Maybe, says Jacqueline Lockie, head of Financial Planning, CISI.

First published in the February 2020 issue of Professional Paraplanner

In 2019 what is probably best described as a financial movement became more prominent in the USA. It is called Financial Independence, Retire Early (F.I.R.E). We love our anacronyms don’t we. So, what is it and could it help clients?

The concept isn’t really new. It was born form a book written in 1992, ‘Your Money or Your Life’ by Vicki Robin and Joe Dominguez and suggested that for some people a concept of consciously living frugally now and investing more towards their retirement, could drastically reduce their time in work and they could retire very early and enjoy the life that they wanted to lead.

Who might it be suitable for? Well, I’m sure you can think of a few scenarios. Perhaps adults without dependants, perhaps some in extremely stressful jobs or where they know that the job they do cannot last. That could include professional sportsmen and women, fund managers, professional dancers such as those on Strictly! But they would all need to be earning a substantial amount of money to enable them to cut back severely on their living expenses.

There is a bit of a conflict here isn’t there, in that often these people often live fairly lavish lifestyles. Many are also younger and so might believe that whilst their current occupations might not last, they would still find alternative occupations which would pay close to the same amount.

That concept of rosy coloured specs is one I have come across myself when I used to give advice. If they have a young family, perhaps children at private school, this all makes living frugally very hard to achieve.

But certainly, it does seem that it can be useful for some.

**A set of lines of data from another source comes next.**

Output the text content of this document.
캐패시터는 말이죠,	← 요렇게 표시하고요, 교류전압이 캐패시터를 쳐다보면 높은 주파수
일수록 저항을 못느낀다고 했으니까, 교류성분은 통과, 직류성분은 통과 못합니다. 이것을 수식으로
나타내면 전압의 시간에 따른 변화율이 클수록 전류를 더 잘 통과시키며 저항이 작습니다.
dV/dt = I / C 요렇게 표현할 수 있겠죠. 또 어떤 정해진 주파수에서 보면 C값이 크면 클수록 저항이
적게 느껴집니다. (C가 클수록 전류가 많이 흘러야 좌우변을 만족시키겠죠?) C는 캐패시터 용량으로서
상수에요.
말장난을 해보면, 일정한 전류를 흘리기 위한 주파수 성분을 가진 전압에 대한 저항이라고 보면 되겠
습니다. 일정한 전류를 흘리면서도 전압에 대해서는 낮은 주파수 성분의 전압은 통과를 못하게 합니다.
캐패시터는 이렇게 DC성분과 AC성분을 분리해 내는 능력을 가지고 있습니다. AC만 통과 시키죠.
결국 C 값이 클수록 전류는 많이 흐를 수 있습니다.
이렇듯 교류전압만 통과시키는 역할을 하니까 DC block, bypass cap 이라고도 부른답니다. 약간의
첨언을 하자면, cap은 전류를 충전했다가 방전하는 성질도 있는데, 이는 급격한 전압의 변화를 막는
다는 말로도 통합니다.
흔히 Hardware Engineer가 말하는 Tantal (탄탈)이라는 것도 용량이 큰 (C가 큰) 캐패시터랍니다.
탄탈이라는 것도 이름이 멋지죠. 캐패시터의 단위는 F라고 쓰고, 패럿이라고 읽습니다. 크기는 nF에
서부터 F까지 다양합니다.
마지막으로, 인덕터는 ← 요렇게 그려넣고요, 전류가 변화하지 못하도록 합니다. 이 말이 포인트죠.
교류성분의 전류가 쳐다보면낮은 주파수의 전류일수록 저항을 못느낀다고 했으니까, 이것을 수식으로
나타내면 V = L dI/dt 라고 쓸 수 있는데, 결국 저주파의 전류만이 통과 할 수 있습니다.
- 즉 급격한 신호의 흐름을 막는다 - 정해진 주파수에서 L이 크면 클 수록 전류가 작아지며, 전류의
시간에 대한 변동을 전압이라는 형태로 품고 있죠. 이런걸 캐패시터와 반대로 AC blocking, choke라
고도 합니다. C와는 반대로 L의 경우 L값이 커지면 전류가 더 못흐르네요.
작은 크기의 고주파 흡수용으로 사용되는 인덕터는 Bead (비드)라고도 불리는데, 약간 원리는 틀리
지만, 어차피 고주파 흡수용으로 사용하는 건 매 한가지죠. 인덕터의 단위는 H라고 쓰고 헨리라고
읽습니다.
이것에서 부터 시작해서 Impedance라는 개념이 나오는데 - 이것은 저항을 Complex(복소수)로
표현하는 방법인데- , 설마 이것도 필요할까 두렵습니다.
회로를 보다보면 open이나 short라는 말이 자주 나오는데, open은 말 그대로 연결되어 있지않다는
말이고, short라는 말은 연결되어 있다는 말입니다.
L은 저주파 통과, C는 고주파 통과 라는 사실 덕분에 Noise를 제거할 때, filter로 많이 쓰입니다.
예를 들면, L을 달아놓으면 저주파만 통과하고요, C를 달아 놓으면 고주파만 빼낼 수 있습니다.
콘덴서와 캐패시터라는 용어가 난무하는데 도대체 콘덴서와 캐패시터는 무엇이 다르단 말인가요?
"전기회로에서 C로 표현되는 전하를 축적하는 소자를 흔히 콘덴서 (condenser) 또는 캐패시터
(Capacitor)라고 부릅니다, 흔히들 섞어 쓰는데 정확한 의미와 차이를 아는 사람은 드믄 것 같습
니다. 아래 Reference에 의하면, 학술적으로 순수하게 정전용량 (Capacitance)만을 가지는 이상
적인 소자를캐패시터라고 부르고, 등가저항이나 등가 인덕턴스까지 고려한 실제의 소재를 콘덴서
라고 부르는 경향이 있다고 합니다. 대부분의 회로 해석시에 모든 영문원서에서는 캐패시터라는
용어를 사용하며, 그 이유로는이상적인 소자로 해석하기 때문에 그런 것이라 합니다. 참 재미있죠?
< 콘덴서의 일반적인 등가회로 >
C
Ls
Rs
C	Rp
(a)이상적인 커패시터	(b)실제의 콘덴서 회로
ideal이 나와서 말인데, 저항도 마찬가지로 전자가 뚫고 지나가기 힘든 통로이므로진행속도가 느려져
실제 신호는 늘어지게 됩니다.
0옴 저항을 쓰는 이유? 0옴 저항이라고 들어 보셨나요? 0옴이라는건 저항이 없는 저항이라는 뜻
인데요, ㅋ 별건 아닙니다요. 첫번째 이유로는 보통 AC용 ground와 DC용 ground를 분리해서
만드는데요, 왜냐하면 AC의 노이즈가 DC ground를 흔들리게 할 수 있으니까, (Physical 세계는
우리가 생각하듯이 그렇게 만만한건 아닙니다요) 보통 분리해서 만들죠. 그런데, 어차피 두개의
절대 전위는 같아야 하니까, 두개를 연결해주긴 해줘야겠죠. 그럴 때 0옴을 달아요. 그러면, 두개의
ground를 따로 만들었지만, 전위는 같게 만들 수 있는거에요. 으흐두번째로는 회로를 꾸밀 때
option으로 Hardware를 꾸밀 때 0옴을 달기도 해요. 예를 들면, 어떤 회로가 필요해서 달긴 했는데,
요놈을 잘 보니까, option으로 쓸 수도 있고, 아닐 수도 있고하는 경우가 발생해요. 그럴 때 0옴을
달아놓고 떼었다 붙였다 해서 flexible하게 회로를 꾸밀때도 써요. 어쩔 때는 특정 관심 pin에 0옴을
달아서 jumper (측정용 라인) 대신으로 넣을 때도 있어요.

I used to have a couple who were clients and they were both surgeons. Whilst they had one young child, they admitted that as a couple they rarely saw each other and all their dreams for travelling together as they had done prior to marriage, jobs and children, had faded. They were naturally quite frugal people. They watched and accounted for every penny. Their main reason for doing so, was that they wanted to retire earlier than most of their colleagues. They had things to do!

They chose to invest their excess money and also to take on additional private client consultancy work. That private (non-NHS) work was all saved. They made some personal sacrifices along the way. They chose only to have one child, they chose not to move to a new house as their income rose, they chose to pay for their child to go to private school. So, there were some cutbacks and some outgoing financial commitments.

This would not be classed as F.I.R.E. But you could bet that every time we met, every time I ran the analysis and every time they inherited money they would also ask, “Do we have enough?”

What is enough?

That’s an interesting concept, enough. When you run analysis for clients, you might come across this too. But what is enough? Enough is different for everyone. Good cashflow planning will enable you to determine for any given clients, what is enough.

This concept is predicated on giving up things in the here and now and that pay you back in the future. A future which is uncertain and where investment returns, taxes, your health and that of your family are not guaranteed.

Could F.I.R.E. work for some clients? Yes, I expect so. Not that many of mine though. How about you? For me life is the journey that we should enjoy. One that needs living. There are no ‘do-overs’ as the Americans like to say. But maybe we can take on board some of these concepts and help clients live a fulfilling life now but also a fulfilling future?